Change

I want something new in my life, something new and clean and fresh and exciting and not weighed down with all the things I’ve fucked up on over the years or hesitated on for so long that the chance has passed. I want to start fresh and not constantly think about all the dumb or mean things I’ve said to people and all the times I’ve sabotaged myself, intentionally or not, to hold myself back or put myself down. I want to do something well, and quickly. I want to be done with school. I don’t want to be an accountant. I want to go back in time and just not go back to school at all, so I could work a job like I have now, only full time, and not have a mountain of student loan debt looming in the distance. I want to move somewhere new, fresh, and clean, and make it a home, instead of a place where I sleep and eat and never really clean because who cares, it’s not like it’ll stay nice and neat anyway. I want to get my hair chopped off short, or dye it, or go shopping because I feel like I’m always wearing the same things over and over again because I can’t justify the expense of buying something else. I want a change. I want something different, I don’t even really care what it is, as long as it’s not something sad. It seems that most of the times that I crave a big life change, it comes in the form of something horrible or tragic.

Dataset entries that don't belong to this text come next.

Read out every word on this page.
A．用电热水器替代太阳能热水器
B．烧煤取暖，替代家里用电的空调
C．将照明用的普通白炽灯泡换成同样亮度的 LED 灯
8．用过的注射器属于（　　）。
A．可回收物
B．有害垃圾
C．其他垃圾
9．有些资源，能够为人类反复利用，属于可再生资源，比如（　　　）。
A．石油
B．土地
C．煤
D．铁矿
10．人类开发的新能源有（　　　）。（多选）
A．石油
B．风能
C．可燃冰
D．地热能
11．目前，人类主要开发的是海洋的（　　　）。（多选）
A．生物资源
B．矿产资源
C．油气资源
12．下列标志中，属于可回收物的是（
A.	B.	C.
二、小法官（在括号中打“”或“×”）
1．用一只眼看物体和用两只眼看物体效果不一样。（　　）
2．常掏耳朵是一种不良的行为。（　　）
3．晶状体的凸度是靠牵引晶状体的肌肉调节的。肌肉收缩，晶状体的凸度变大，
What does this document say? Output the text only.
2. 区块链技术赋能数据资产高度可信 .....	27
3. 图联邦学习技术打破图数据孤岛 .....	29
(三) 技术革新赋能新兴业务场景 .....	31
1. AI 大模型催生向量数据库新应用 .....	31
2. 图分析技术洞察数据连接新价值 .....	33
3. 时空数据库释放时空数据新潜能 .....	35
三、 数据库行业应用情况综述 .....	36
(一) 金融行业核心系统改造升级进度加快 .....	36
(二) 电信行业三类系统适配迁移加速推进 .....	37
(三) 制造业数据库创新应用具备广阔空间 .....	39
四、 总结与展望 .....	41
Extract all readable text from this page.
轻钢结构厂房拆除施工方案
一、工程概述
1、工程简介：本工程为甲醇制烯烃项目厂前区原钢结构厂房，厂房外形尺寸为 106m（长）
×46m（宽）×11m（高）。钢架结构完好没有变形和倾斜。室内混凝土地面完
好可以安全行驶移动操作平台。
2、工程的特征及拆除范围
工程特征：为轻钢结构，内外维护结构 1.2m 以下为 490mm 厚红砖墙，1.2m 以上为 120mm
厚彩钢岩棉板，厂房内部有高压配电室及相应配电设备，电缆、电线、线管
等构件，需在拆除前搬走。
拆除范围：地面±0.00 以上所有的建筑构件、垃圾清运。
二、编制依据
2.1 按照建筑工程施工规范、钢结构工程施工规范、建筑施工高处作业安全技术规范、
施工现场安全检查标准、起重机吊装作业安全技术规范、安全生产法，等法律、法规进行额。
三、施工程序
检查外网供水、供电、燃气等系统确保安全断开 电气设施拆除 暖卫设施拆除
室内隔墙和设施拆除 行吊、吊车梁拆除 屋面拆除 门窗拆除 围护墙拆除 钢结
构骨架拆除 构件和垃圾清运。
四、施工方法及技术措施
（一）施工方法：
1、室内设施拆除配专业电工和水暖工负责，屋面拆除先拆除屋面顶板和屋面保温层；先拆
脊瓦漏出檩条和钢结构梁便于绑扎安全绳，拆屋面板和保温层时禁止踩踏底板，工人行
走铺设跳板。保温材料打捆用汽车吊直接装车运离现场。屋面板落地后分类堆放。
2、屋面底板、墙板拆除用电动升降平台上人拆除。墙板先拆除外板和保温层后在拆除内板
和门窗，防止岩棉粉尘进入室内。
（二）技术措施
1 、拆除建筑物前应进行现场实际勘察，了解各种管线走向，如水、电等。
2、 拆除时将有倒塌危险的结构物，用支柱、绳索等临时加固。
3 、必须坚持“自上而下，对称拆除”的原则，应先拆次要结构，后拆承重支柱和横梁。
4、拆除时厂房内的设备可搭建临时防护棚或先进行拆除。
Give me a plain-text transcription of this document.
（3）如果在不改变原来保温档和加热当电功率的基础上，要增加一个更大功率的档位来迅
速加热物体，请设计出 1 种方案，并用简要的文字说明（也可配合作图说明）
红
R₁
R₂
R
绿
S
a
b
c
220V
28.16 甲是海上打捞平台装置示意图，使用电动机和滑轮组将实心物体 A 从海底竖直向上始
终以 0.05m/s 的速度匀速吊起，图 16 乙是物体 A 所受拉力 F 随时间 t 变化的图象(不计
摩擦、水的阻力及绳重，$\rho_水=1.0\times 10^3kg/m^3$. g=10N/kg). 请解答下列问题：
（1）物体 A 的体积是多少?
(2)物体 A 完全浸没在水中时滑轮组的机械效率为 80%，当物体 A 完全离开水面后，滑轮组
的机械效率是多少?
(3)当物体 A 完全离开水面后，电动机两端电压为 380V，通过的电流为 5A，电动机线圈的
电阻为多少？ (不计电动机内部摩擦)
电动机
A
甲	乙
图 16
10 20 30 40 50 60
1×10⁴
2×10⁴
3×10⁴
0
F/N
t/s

I want to plan a wedding and not have to budget down to the penny, or feel so very guilty for spending such a ludicrous amount on what boils down to just one day, when my family is being so kind and generous to be helping us out so much in the first place. I want to feel the way you feel when you’re a little kid, and you wake up early in the morning and find out that you don’t have to go to school that day. I want to stand in the doorway and see the snow spread out in front of me as far as I can see, just a wide and vast expanse of shimmering white. I want to feel infinite.